# Table Runner Top



## HorseMom (Jul 31, 2005)

Ready to be basted and quilted! I really like this!
Heidi


----------



## Gretchen Ann (Aug 30, 2010)

Very Pretty! It will be a touch of summer during the dreary, sunless winter days! :sing:


----------



## Belfrybat (Feb 21, 2003)

Oh yeah! Just beautiful. Think I might "steal" the pattern and make a Christmas one. (Imitation is the highest form of flattery!)


----------



## AngieM2 (May 10, 2002)

Looking Good, Heidi.

I like your choice and placement of the fabrics.

Nice to see you getting back in the groove.


----------



## HorseMom (Jul 31, 2005)

Belfrybat I've also considered a Christmas or Halloween one. I just can't think to much on it or my ADD will kicking and I'll start it and not finish this one lol. I really want to finish some projects and try selling them.tHis Nevis quickly getting out of season as it is!
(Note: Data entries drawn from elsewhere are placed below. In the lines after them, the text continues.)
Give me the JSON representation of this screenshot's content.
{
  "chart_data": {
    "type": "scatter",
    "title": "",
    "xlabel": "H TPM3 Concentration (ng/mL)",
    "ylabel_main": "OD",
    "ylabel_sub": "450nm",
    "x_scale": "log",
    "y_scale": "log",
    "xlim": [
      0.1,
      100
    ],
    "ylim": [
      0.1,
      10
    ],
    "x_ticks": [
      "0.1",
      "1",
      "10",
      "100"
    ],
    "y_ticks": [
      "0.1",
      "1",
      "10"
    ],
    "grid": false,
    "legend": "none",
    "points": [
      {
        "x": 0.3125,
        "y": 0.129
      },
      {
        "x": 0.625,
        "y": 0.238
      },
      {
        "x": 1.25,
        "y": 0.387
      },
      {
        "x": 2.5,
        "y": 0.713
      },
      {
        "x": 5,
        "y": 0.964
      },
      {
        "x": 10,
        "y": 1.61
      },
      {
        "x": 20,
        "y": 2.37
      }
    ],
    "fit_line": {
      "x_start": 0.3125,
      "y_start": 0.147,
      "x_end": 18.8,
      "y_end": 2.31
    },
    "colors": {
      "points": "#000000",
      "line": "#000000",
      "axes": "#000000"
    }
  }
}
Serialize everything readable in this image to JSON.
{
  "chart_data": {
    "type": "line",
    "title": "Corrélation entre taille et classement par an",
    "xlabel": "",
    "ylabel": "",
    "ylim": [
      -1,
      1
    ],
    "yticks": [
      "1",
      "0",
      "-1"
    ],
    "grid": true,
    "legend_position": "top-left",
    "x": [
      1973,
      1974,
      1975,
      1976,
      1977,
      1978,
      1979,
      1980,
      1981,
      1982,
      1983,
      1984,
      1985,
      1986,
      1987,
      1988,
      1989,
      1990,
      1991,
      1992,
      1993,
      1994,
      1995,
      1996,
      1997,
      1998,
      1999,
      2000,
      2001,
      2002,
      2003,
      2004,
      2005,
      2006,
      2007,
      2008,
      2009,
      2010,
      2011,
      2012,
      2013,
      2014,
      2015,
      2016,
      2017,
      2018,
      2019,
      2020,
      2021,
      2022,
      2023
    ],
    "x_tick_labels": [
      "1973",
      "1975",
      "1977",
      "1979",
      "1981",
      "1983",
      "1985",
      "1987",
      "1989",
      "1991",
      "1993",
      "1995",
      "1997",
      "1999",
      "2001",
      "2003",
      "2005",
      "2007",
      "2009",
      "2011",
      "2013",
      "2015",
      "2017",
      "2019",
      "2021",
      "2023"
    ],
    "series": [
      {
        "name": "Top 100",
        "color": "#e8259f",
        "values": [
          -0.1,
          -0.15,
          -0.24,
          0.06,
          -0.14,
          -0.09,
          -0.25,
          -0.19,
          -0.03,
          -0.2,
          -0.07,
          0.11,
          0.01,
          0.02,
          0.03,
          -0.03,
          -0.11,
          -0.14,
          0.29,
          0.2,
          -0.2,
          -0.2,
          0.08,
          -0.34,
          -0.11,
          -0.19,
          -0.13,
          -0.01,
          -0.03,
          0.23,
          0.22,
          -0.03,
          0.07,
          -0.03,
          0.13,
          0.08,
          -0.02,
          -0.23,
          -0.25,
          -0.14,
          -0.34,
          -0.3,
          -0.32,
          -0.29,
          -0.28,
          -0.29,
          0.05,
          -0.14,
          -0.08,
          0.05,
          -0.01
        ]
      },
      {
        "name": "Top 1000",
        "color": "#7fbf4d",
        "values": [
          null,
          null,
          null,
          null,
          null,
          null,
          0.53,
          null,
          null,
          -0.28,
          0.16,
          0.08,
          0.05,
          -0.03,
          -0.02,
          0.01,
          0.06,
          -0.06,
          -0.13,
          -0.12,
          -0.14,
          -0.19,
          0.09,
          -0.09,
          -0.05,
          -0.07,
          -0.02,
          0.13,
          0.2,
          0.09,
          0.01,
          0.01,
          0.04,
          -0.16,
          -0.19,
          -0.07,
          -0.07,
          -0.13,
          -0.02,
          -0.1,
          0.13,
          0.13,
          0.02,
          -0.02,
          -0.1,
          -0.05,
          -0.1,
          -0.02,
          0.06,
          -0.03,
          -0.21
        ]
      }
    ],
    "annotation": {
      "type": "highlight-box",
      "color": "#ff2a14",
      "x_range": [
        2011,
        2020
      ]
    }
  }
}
Angie I'm still having to force the sewing a bit but I'm enjoying the results. I can't believe it's been 5 months at least since I've done consistent sewing. I wanted to put a thin border of then flowers so the fellows didn't blend but they were too big to do that small of a piece with :-( I do like they way it turned out though.
Heidi


----------



## Debbie in Wa (Dec 28, 2007)

Great job Heidi, it is going to look so good when you are done. Are you going to do stitch in the ditch or an all over for the quilting?


----------



## HorseMom (Jul 31, 2005)

Debbie, yes planning stitch in the ditch and possibly trying a daisy in the center square.
Heidi


----------



## PonderosaQ (Jan 12, 2004)

Very nice, my kind of design and colors. Do post a picture when it is finished.


----------